Rigoletto - Royal Opera House, 11 October 2010
Viewing the gaudy corpse of a once-magnificent Zeffirelli production on the Met stage can make you wonder why his work was once considered bold and daring. Yet look at some of the frozen-in-youtube performances, the ones he actually, personally, directed – the famous Callas/Gobbi Tosca for example – and you sense the hand of a theatrical master. The difference between then and now of course is that then he was there to shape every detail of the performances. Over the years they’ve become debased and diluted by a series of indifferent in-house directors and all we see now are the vast, vulgar sets and the preposterous costumery.
Is David McVicar’s theatrical legacy headed the same way?
On its 2001 debut McVicar's Rigoletto was vital and thrilling and acutely characterised. A few revivals down the line and the captain has jumped ship. Less able hands are at the helm and it's probably under-rehearsed to boot, given that most of the principals have appeared in earlier revivals. All we’re left with is a spare, gloomy set and a story that relies too heavily on the mixed abilities of its principals for the telling. Even the notorious flesh-packed first act orgy scene was shrivelled and saggy - and I'm not just talking about the meticulously-waxed extra. Come back David - Art calls.
That said Dmitri Hvorostovsky was riveting in the title role. Whoever said he was wooden on stage? (Oops, guilty).
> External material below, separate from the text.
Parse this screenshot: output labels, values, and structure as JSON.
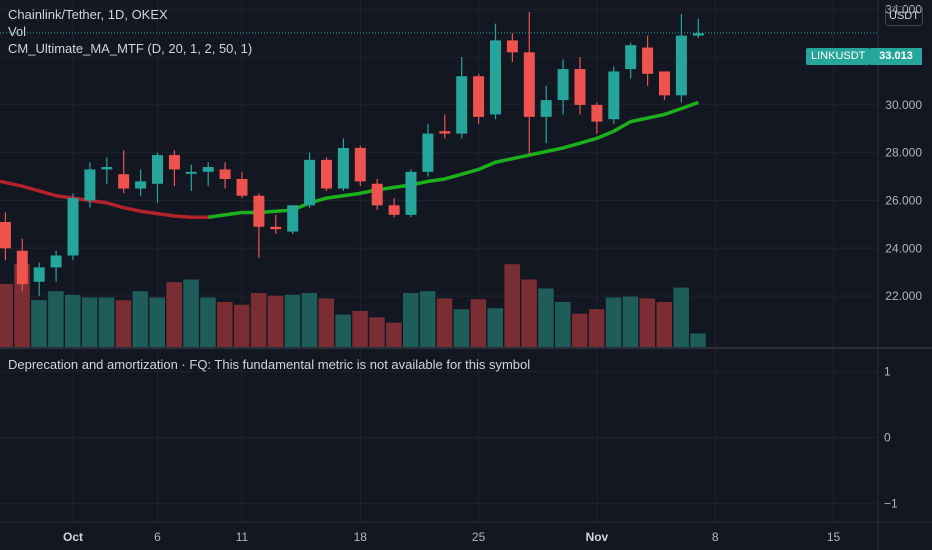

Slung over a pair of crutches, he scuttled across the stage like a black leather spider, repellent yet pathetic. He sang as beautifully as the role allows, never forced, never straining for effect. His innate nobility and elegance should be all wrong for the part, but somehow he's magnetically perfect, even better than his last outing in this production about five years ago. Raymond Aceto's silky, menacing Sparafucile was nearly as good.
After the sad news earlier in the day, the evening was dedicated to Dame Joan Sutherland who, Elaine Padmore told us before the show, sang Gilda at Covent Garden in 1959. This time round it was Patrizia Ciofi who stepped into the part. She may be on the mature side for Gilda, but there's not a wobble in her convincingly girlish tone. A few notes were squeezed out, a few didn't land quite correctly, but that barely detracted from the beauty of the rest.
Wookyung Kim reprised his Duke from a couple of years ago. He has a genuinely beautiful Italianate tenor and admirable technique - no wonder he's won every competition going. But he sings like an automaton. All the notes were in place, yet he failed to move, excite or connect in any way. There's a singer who really, really needs the McVicar touch. The only major newcomer to this production was Daniela Innamorati as Maddalena. A smoky, foxy mezzo, she lacks that final degree of vocal control, but lent exactly the right colour vocally and physically.
Dan Ettinger made an uneventful debut in the pit. The overture was raucous and scrappy, and followed by an offstage band so quiet I could barely hear them in the amphitheatre (the section with the best acoustics, too). The rest was pedestrian at best, and flawed by repeatedly imprecise brass playing. Perhaps it'll improve with practice. The singing at least was enthusiastically received by the sort of audience who applaud over the orchestra.